Julian Rosefeldt. Manifesto February 10–July 10, 2016
Julian Rosefeldt (b. 1965) has risen to international prominence above all with his elaborately staged film installations. Manifesto unites 13 films, running in parallel, in one installation. For each film, Rosefeldt has collaged historical original texts from a wealth of manifestos by artists, architects, choreographers and film makers—including Filippo Tommaso Marinetti, Tristan Tzara, Kazimir Malevich, André Breton, Claes Oldenburg, Yvonne Reiner, Sturtevant, Sol LeWitt and Jim Jarmusch. These texts have been abridged and combined to create 13 poetic monologues, which are delivered and embodied by the actress Cate Blanchett in various roles. Through costumes, masks and locations, and above all through her multi-faceted performances, Blanchett transforms herself into figures as diverse as a primary-school teacher, a puppeteer, a broker, a funeral speaker and a homeless person. In the role of these protagonists, Blanchett conveys the topicality of the texts.
The exhibition is made possible by the Verein der Freunde der Nationalgalerie.
Carl Andre: Sculpture As Place, 1959–2010 May 5–September 18, 2016
Encompassing more than 300 works, Carl Andre: Sculpture as Place, 1959–2010 is the largest solo show to date of this major US artist. Carl Andre's oeuvre is presented in works from over five decades: Approximately 50 sculptures, over 200 poems, a group of rarely exhibited assemblages known as Dada Forgeries and a selection of photographs and ephemera allow audiences to trace the historical and aesthetic shifts and evolutions in his artistic production.
From the mid-1960s onwards, Andre pioneered a fundamentally different concept of sculpture. For the artist, sculpture becomes place and thereby redefines the role of the public and its experience of the artwork. On view are a unique selection of Andre's signature floor sculptures made of building and industrial materials, which the artist arranges into grid structures and linear trajectories. Likewise, the poems Andre composed from the 1950s onwards can be understood as a conceptual extension of his sculptures. This body of work forms another focal point of the exhibition.
Carl Andre: Sculpture as Place, 1959–2010 is organized by Dia Art Foundation in partnership with the Nationalgalerie im Hamburger Bahnhof – Museum für Gegenwart – Berlin, Staatliche Museen zu Berlin. The international tour of the exhibition is made possible by lead support from the Henry Luce Foundation and the Terra Foundation for American Art. Additional tour support is provided by the Fundación Almine y Bernard Ruiz-Picasso para el Arte; The Brown Foundation, Inc. of Houston; the National Endowment for the Arts; and Sotheby's.

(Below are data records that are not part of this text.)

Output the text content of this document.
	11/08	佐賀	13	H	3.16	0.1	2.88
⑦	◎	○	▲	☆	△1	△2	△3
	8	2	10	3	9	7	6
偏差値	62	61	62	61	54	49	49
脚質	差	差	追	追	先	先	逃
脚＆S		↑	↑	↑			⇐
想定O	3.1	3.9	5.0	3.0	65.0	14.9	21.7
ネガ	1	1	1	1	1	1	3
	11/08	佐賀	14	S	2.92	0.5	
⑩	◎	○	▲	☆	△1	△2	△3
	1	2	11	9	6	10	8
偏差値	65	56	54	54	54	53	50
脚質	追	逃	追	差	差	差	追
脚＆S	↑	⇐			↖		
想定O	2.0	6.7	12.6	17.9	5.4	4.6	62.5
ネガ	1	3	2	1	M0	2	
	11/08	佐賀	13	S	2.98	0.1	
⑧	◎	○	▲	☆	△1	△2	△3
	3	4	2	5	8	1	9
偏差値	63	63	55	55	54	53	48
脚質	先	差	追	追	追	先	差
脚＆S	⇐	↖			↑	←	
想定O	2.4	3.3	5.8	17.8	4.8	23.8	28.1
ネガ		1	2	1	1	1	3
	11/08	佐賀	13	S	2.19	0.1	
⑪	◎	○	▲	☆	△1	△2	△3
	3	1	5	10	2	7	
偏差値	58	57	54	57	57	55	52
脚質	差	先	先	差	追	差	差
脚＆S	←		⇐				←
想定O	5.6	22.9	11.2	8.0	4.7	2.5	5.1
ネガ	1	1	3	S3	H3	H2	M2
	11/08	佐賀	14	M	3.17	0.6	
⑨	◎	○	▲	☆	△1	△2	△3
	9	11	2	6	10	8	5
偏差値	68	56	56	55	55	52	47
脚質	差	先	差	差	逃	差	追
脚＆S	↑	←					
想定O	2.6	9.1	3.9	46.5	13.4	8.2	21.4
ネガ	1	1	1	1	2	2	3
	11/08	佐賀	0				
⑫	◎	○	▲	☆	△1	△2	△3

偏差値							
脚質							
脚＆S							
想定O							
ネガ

Gülsün Karamustafa. Chronographia June 10–October 23, 2016
Gülsün Karamustafa (b. 1946) is regarded as one of the most important artists of the second half of the 20th century in Turkey, where her work has exerted a profound influence on younger generations of artists from the 1990s until today. Internationally, her artworks have already appeared in numerous exhibitions. Chronographiaat the Hamburger Bahnhof – Museum für Gegenwart – Berlin is the first comprehensive solo show of Karamustafa's oeuvre presented in a museum context outside Turkey.
Karamustafa's artistic production extends from the 1970s to the present day and encompasses a variety of media, including painting, installation, performance art and video. Migration, politically-induced nomadism, popular culture, feminism and gender are central themes of her work, which also takes a critical look at the Western view of the countries of the Middle East. The exhibition facilitates a dialogue between these themes and thereby highlights the connections that have arisen between them across time, as well as pointing to their relevance to current discourses.
Supported by the Hauptstadtkulturfonds.
Das Kapital July 2–November 6, 2016
The exhibition revolves around Das Kapital Raum 1970–1977 (The Capital Room 1970–1977) by Joseph Beuys, a whole-room installation which the artist first created in 1980 for the Venice Biennale. This monumental composition is one of the largest environments in Beuys's oeuvre and sums up his artistic work of the 1970s.
During those years a new definition of the term "capital" took shape in Beuys' mind, one going far beyond the bounds of economics. His statement that "Art=Capital" describes the creative process of artistic praxis as an expanded way of thinking. In Beuys' view, art becomes the true capital of humankind only in this expanded sense. He understood the resulting, necessary reform of all social relationships as "social sculpture." The exhibition is devoted to this positive, creative concept of capital and to the work on shaping the future that Beuys accomplished publicly in an unmatched experiment. The same re-evaluation of the concepts of art, capital and money is shown in corresponding works by various artists as well as in artefacts and documents from different epochs.